Back in the day when seven or eight newspapers competed for readership in big cities across the land tales of creative backstabbing and derring-do by everyone from reporters to bundle spotters were commonplace.
In San Francisco, where your editor sharpened his pen and carried a notepad for far, far too many years, the stories of day-to-day competition between giants like Hearst and Theriot were legion -- and legendary. In the Front Page days of the 20s, 30s, and 40s it was dog-eat dog, kill or be killed, get the story before the competition or be kicked to the curb.
And in Depression-era America, getting kicked to the curb could be a death sentence, so "The Boys" and few gals who made up the Fourth Estate back then got creative in their efforts to make sure they came out ahead while the other guy or gal and their paper didn't come out at all.
This journalistic monkey wrenching took many forms, I was told by the paunchy, world-weary and deeply jaded word warriors who brought me into "the business." One was fond of hanging a neatly-lettered "Out of Order" sign on the nearest available courtroom payphone, lazily trailing behind as his speedier, younger colleague from the Chronicle puffed up to the perfectly good instrument with the latest word on a "guilty" verdict only to spy the sign and wheeze away in search of a "functioning" blower -- and leaving the Examiner man to remove his sign and phone his desk at leisure.
There were other tricks of the trade, up to and including jacking up the rear axle of a competitor's city car and phoning in a dummy jail escape story to watch the ensuing calamity of a newsman with an exclusive in his jaws try to figure out why his tachometer was revving into the stratosphere but his car was not going anywhere. Another old trick, used by the bundle spotters and delivery drivers crisscrossing the city with stacks of papers in the wee small hours, was to leave stacks of extra papers on a street corner while scooping up the competition's news racks -- papers and all -- and throwing them into their truck when no one was looking.
That the racks were jettisoned from the end of Pier 32 into the Bay (ecology hadn't been invented, yet) held little interest for the boys or their hijinks, unless of course their racks were being hijacked and it was their papers that ended up sleeping with the fishes. Turnabout is fair play, after all.

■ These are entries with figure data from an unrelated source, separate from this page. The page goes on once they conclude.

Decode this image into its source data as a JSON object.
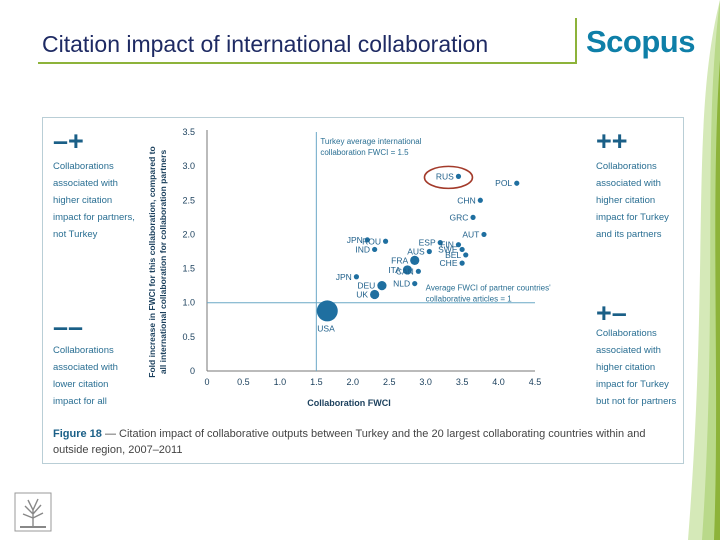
{
  "slide": {
    "title": "Citation impact of international collaboration",
    "brand": "Scopus",
    "logo_name": "elsevier-tree-logo"
  },
  "quadrants": {
    "top_left": {
      "sign": "–+",
      "lines": [
        "Collaborations",
        "associated with",
        "higher citation",
        "impact for partners,",
        "not Turkey"
      ]
    },
    "top_right": {
      "sign": "++",
      "lines": [
        "Collaborations",
        "associated with",
        "higher citation",
        "impact for Turkey",
        "and its partners"
      ]
    },
    "bottom_left": {
      "sign": "––",
      "lines": [
        "Collaborations",
        "associated with",
        "lower citation",
        "impact for all"
      ]
    },
    "bottom_right": {
      "sign": "+–",
      "lines": [
        "Collaborations",
        "associated with",
        "higher citation",
        "impact for Turkey",
        "but not for partners"
      ]
    }
  },
  "caption": {
    "label": "Figure 18",
    "text": " — Citation impact of collaborative outputs between Turkey and the 20 largest collaborating countries within and outside region, 2007–2011"
  },
  "chart_data": {
    "type": "scatter",
    "xlabel": "Collaboration FWCI",
    "ylabel_lines": [
      "Fold increase in FWCI for this collaboration, compared to",
      "all international collaboration for collaboration partners"
    ],
    "xlim": [
      0,
      4.5
    ],
    "ylim": [
      0,
      3.5
    ],
    "xticks": [
      0,
      0.5,
      1.0,
      1.5,
      2.0,
      2.5,
      3.0,
      3.5,
      4.0,
      4.5
    ],
    "yticks": [
      0,
      0.5,
      1.0,
      1.5,
      2.0,
      2.5,
      3.0,
      3.5
    ],
    "grid": false,
    "reference_lines": {
      "vertical": {
        "x": 1.5,
        "label_lines": [
          "Turkey average international",
          "collaboration FWCI = 1.5"
        ]
      },
      "horizontal": {
        "y": 1.0,
        "label_lines": [
          "Average FWCI of partner countries'",
          "collaborative articles = 1"
        ]
      }
    },
    "highlight": "RUS",
    "points": [
      {
        "label": "USA",
        "x": 1.65,
        "y": 0.88,
        "size": "large"
      },
      {
        "label": "RUS",
        "x": 3.45,
        "y": 2.85,
        "size": "small"
      },
      {
        "label": "POL",
        "x": 4.25,
        "y": 2.75,
        "size": "small"
      },
      {
        "label": "CHN",
        "x": 3.75,
        "y": 2.5,
        "size": "small"
      },
      {
        "label": "GRC",
        "x": 3.65,
        "y": 2.25,
        "size": "small"
      },
      {
        "label": "AUT",
        "x": 3.8,
        "y": 2.0,
        "size": "small"
      },
      {
        "label": "JPN",
        "x": 2.2,
        "y": 1.92,
        "size": "small"
      },
      {
        "label": "ROU",
        "x": 2.45,
        "y": 1.9,
        "size": "small"
      },
      {
        "label": "IND",
        "x": 2.3,
        "y": 1.78,
        "size": "small"
      },
      {
        "label": "ESP",
        "x": 3.2,
        "y": 1.88,
        "size": "small"
      },
      {
        "label": "FIN",
        "x": 3.45,
        "y": 1.85,
        "size": "small"
      },
      {
        "label": "AUS",
        "x": 3.05,
        "y": 1.75,
        "size": "small"
      },
      {
        "label": "SWE",
        "x": 3.5,
        "y": 1.78,
        "size": "small"
      },
      {
        "label": "BEL",
        "x": 3.55,
        "y": 1.7,
        "size": "small"
      },
      {
        "label": "FRA",
        "x": 2.85,
        "y": 1.62,
        "size": "medium"
      },
      {
        "label": "CHE",
        "x": 3.5,
        "y": 1.58,
        "size": "small"
      },
      {
        "label": "ITA",
        "x": 2.75,
        "y": 1.48,
        "size": "medium"
      },
      {
        "label": "CAN",
        "x": 2.9,
        "y": 1.46,
        "size": "small"
      },
      {
        "label": "JPN",
        "x": 2.05,
        "y": 1.38,
        "size": "small"
      },
      {
        "label": "DEU",
        "x": 2.4,
        "y": 1.25,
        "size": "medium"
      },
      {
        "label": "NLD",
        "x": 2.85,
        "y": 1.28,
        "size": "small"
      },
      {
        "label": "UK",
        "x": 2.3,
        "y": 1.12,
        "size": "medium"
      }
    ]
  }
}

It was interesting then, to see this week that the owners of at least one local publication were screaming "foul" after several of their newsracks turned up and were photographed in the dumpster of a larger competitor -- who allegedly tried to peddle the story that the police had instructed them to "clean up" non-compliant news racks that happened to be on their corners.
Hmm. While "The Baron," "Scoop" Glover, and the "Silver Fox" may have smiled wistful smiles behind their Thin Man mustaches, shrugged, and explained the move away with a "that's the way the cookie crumbles," this kind of thing does not play as well as it did back in the 20s.
Lawyers are being unholstered and accusations of First Amendment violations are being tossed around. The whole escapade has reminded your editor of the political haboob which boiled up and consumed then-Police Chief Richard Hongisto after he ordered his men to gather up the racks of a gay newspaper running an unflattering caricature and story about him in 1992.
That kind of thing just isn't done in San Francisco, ahem, no sir -- and Hongisto ended his brief term as chief soon afterward. I guess those dog-eat-dog times are back, only with consequences for those who get caught.
It sounded like things were more fun back in the Old Days -- at least, if you believe those press room stories, that is.